Das vorliegende Buch schlägt neue Töne an. Es polemisiert nicht, es versöhnt. Es provoziert nicht, es macht Hoffnung. Es beschimpft nicht die Weltsichten anderer, sondern schärft die eigene. Der Autor hat dabei nicht seinen Standpunkt verloren, und er umarmt nicht jeden. Aber seine Bewertungen sind ausgewogener geworden, der Blickwinkel weiter, der Anspruch tiefer, mit einem Wort: Ein Anflug von Weisheit wird spürbar.

Im Mittelpunkt des Buches steht der Mensch. Was als “conditio humana” die Schriften der Gelehrten seit Jahrhunderten durchdringt, wird hier schnörkellos aufbereitet für Leser, denen es um die Sache selbst und nicht um ihre akademische Verpackung geht. Buchumschlag und Kapitelanfänge sind durch kleine Wolken verziert. Man lasse sich davon nicht täuschen: Weder die Gedankenführung noch die Formulierungen dieses Buches sind wolkig, sondern im Gegenteil klar und luzide.

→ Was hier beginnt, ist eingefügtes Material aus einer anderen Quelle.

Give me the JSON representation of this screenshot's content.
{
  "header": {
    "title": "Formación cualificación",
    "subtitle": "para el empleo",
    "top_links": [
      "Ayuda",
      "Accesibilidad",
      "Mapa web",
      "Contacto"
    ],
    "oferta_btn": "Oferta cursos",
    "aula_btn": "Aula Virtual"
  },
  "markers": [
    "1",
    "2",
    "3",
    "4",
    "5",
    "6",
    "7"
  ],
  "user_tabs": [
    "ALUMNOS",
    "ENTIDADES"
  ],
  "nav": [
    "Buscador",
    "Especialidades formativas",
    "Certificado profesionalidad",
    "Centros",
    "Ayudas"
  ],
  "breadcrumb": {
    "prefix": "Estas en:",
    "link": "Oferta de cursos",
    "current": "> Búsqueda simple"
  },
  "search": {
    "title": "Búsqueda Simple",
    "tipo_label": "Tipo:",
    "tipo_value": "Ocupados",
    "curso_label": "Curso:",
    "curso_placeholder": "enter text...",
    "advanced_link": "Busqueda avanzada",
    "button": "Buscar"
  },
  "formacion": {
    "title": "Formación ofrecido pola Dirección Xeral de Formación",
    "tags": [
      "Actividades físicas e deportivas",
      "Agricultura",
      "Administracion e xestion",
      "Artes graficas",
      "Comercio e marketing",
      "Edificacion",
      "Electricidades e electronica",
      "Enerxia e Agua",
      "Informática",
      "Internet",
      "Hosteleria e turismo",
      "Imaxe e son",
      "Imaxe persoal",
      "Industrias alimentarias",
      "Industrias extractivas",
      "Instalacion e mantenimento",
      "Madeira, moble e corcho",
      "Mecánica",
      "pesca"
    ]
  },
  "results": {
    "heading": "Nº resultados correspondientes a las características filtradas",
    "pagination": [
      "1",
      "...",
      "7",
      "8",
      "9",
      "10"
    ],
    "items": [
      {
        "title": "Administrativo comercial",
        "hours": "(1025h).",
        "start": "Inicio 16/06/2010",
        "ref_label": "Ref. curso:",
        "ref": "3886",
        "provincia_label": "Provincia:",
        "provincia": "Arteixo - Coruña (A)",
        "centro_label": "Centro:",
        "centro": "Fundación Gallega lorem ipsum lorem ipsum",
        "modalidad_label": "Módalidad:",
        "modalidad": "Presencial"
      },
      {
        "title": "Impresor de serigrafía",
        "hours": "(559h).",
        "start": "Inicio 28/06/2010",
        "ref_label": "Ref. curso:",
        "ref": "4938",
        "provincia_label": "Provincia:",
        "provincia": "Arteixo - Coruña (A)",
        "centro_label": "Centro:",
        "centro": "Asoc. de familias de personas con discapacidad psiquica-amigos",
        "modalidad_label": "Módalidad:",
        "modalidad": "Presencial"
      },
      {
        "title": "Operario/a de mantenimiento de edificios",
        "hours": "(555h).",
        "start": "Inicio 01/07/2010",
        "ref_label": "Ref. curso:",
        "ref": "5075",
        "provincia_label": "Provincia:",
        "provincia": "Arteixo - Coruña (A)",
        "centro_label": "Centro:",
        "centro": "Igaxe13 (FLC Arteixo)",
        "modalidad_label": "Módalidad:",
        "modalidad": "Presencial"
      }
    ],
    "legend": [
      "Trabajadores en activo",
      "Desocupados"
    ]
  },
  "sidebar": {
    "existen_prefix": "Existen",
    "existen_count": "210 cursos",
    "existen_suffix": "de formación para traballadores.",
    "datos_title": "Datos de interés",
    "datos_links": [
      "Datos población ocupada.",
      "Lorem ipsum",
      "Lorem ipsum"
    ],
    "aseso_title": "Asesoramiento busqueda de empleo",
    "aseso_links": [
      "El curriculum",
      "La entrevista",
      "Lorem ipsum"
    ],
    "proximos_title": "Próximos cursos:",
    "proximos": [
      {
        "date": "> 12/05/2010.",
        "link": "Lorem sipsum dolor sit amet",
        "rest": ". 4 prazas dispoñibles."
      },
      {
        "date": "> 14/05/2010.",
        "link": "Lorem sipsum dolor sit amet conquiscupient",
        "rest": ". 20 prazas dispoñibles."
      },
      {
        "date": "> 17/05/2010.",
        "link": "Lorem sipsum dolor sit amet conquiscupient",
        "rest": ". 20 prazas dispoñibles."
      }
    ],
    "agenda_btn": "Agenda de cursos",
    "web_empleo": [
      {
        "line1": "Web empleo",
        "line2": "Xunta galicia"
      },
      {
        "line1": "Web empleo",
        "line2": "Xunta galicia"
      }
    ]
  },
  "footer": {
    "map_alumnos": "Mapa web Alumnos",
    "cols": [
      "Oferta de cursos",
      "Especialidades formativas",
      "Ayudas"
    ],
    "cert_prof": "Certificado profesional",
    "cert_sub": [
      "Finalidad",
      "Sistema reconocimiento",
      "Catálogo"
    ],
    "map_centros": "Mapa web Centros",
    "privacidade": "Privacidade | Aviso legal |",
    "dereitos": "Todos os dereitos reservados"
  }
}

Im ersten Kapitel werden die empörenden Rahmenbedingungen und die vielfach empfundene Absurdität der menschlichen Existenz schonungslos vorgeführt. Nicht nur Schopenhauer, Nietzsche, Camus und Sartre, der Skandal des Todes und die Ungerechtigkeit der Natur sind Thema, sondern auch der “humane Kern der Religion” (S. 38), die durch Bereitstellung eines überindividuellen Sinnangebots vor der Erfahrung des Absurden schützt – wenn auch auf illusionärer Grundlage.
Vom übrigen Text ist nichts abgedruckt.